Run parameters
mapreduce jar /nz/export/ae/products/netezza/mapreduce/current/mapreducestreaming.
jar
-db <db>
-input <table name> <key_column> <value column>
-output <output_table> <key_column> <value_column>
-mapper <mapper_cmd>
-mapper_out_key_size <size>
-mapper_out_value_size <size>
-reducer <reducer_cmd>
-reducer_out_key_size <size>
-reducer_out_value_size <size>
-file <file>
Parameter | Description |
---|---|
db | Specifies the name of the database containing input data. |
input <table_name> <key_column> <value_column> | Specifies the name of the table containing the input data and the names of the columns where key and value data is stored. |
output <table_name> <key_column> <value_column> | Specifies the name of the table where output data will be stored, followed by the names of key and value columns. |
mapper | Executes the map step on the SPU. |
mapper_out_key_size | Specifies the size (number of characters) of the output key column created after the map step. |
mapper_output_value_size | Specifies the size (number of characters) of the output value column created after the map step. |
Parameter | Description |
---|---|
combiner | Executes the combine step on the SPU. |
combiner_out_key_size |
Specifies the size (number of characters) of the output key column created after the combine step. |
combiner_output_value_size | Specifies the size (number of characters) of the output value column created after the combine step. reducer Executes the reduce step on the SPU. |
reducer_out_key_size | Specifies the size (number of characters) of the output key column created after the reduce step. |
reducer_output_value_size | Specifies the size (number of characters) of the output value column created after the reduce step. |
You must use the file parameter (specified by the streaming command syntax)to specify each file that you want to run mapper/combiner/reducer commands on. Multiple file parameters are allowed. All files are copied to a temporary directory that is accessible by the SPUs.
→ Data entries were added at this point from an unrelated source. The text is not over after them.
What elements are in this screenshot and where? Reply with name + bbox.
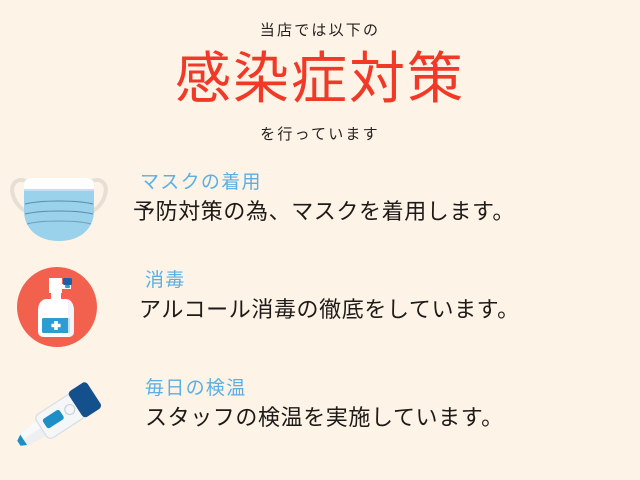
temperature-text-slot: 毎日の検温 スタッフの検温を実施しています。 — [145, 374, 504, 431]
header-eyebrow-text: 当店では以下の — [0, 22, 640, 40]
item-title-mask: マスクの着用 — [140, 172, 515, 194]
sanitize-text-slot: 消毒 アルコール消毒の徹底をしています。 — [145, 266, 520, 323]
list-item-temperature: 毎日の検温 スタッフの検温を実施しています。 — [0, 374, 640, 466]
mask-icon-slot — [0, 168, 112, 260]
page-title: 感染症対策 — [0, 50, 640, 109]
item-description-sanitize: アルコール消毒の徹底をしています。 — [139, 297, 520, 323]
thermometer-icon-slot — [0, 374, 112, 466]
digital-thermometer-icon — [6, 376, 110, 462]
mask-text-slot: マスクの着用 予防対策の為、マスクを着用します。 — [140, 168, 515, 225]
poster-header: 当店では以下の 感染症対策 を行っています — [0, 0, 640, 144]
measures-list: マスクの着用 予防対策の為、マスクを着用します。 — [0, 168, 640, 444]
surgical-mask-icon — [8, 173, 110, 245]
item-description-mask: 予防対策の為、マスクを着用します。 — [133, 199, 515, 225]
item-title-sanitize: 消毒 — [145, 270, 520, 292]
list-item-mask: マスクの着用 予防対策の為、マスクを着用します。 — [0, 168, 640, 260]
spray-bottle-icon — [16, 266, 98, 348]
item-description-temperature: スタッフの検温を実施しています。 — [145, 405, 504, 431]
header-sub-eyebrow-text: を行っています — [0, 123, 640, 144]
infection-prevention-poster: 当店では以下の 感染症対策 を行っています — [0, 0, 640, 480]
item-title-temperature: 毎日の検温 — [145, 378, 504, 400]
spray-icon-slot — [0, 266, 112, 358]
list-item-sanitize: 消毒 アルコール消毒の徹底をしています。 — [0, 266, 640, 358]
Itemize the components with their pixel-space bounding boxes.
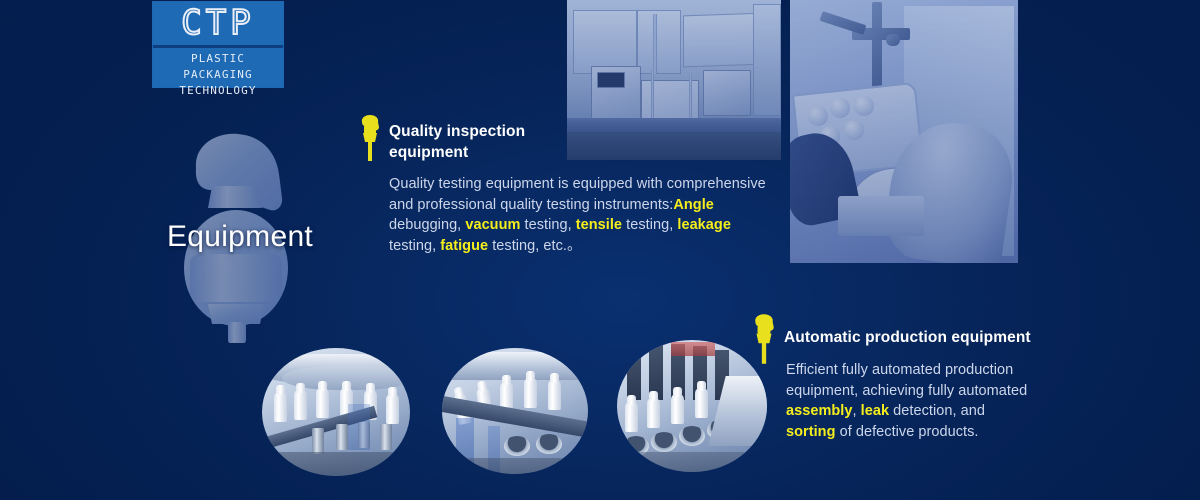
highlighted-term: Angle — [673, 197, 714, 213]
ctp-logo: CTP PLASTIC PACKAGING TECHNOLOGY — [153, 2, 283, 87]
body-text-run: testing, — [389, 238, 440, 254]
body-text-run: testing, — [520, 217, 575, 233]
highlighted-term: leak — [861, 403, 889, 419]
section-body-automatic-production: Efficient fully automated production equ… — [786, 360, 1036, 442]
logo-tagline-line2: TECHNOLOGY — [153, 83, 283, 99]
body-text-run: of defective products. — [836, 424, 979, 440]
body-text-run: testing, — [622, 217, 677, 233]
heading-line-2: equipment — [389, 144, 468, 161]
logo-mark: CTP — [153, 2, 283, 48]
body-text-run: , — [853, 403, 861, 419]
highlighted-term: assembly — [786, 403, 853, 419]
logo-ctp-text: CTP — [153, 3, 283, 44]
highlighted-term: vacuum — [465, 217, 520, 233]
heading-line-1: Quality inspection — [389, 123, 525, 140]
photo-assembly-line-2 — [442, 348, 588, 474]
photo-assembly-line-3 — [617, 340, 767, 472]
hero-block: Equipment — [150, 128, 330, 343]
body-text-run: testing, etc.。 — [488, 238, 581, 254]
page-title: Equipment — [149, 220, 331, 254]
body-text-run: detection, and — [889, 403, 985, 419]
equipment-banner: CTP PLASTIC PACKAGING TECHNOLOGY — [0, 0, 1200, 500]
highlighted-term: fatigue — [440, 238, 488, 254]
body-text-run: debugging, — [389, 217, 465, 233]
body-text-run: Efficient fully automated production equ… — [786, 362, 1027, 399]
logo-tagline: PLASTIC PACKAGING TECHNOLOGY — [153, 48, 283, 87]
pump-dispenser-icon — [357, 114, 383, 162]
photo-angle-test — [790, 0, 1018, 263]
highlighted-term: sorting — [786, 424, 836, 440]
highlighted-term: leakage — [677, 217, 731, 233]
pump-dispenser-icon — [750, 313, 778, 365]
highlighted-term: tensile — [576, 217, 622, 233]
section-heading-quality-inspection: Quality inspection equipment — [389, 121, 619, 163]
photo-assembly-line-1 — [262, 348, 410, 476]
section-body-quality-inspection: Quality testing equipment is equipped wi… — [389, 174, 769, 256]
logo-tagline-line1: PLASTIC PACKAGING — [153, 51, 283, 83]
section-heading-automatic-production: Automatic production equipment — [784, 327, 1084, 348]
Within the streaming program, one line of input and output consists of key and value entries separated by a tab character. However, you can define other separators to be used to distinguish key from value by specifying the following parameters.
Input separators | |
mapper_output_separator |
Tab character by default, or set to any chosen symbol. |
combiner_output_separator |
|
reducer_output_separator |
|
Output separators | |
mapper_output_separator |
Tab character by default, or set to any chosen symbol. |
combiner_output_separator |
|
reducer_output_separator |
Parameters to the mapper, combiner, or reducer are passed using environment variables on the SPUs. To pass parameters, use the cmdenv option. For example, enter the following to set the environment variable “NAME” on the SPU to contain the value ADAM:
-cmdenv “NAME=ADAM”
The variable can be subsequently read in a program or script with commands specific to the programming language being used.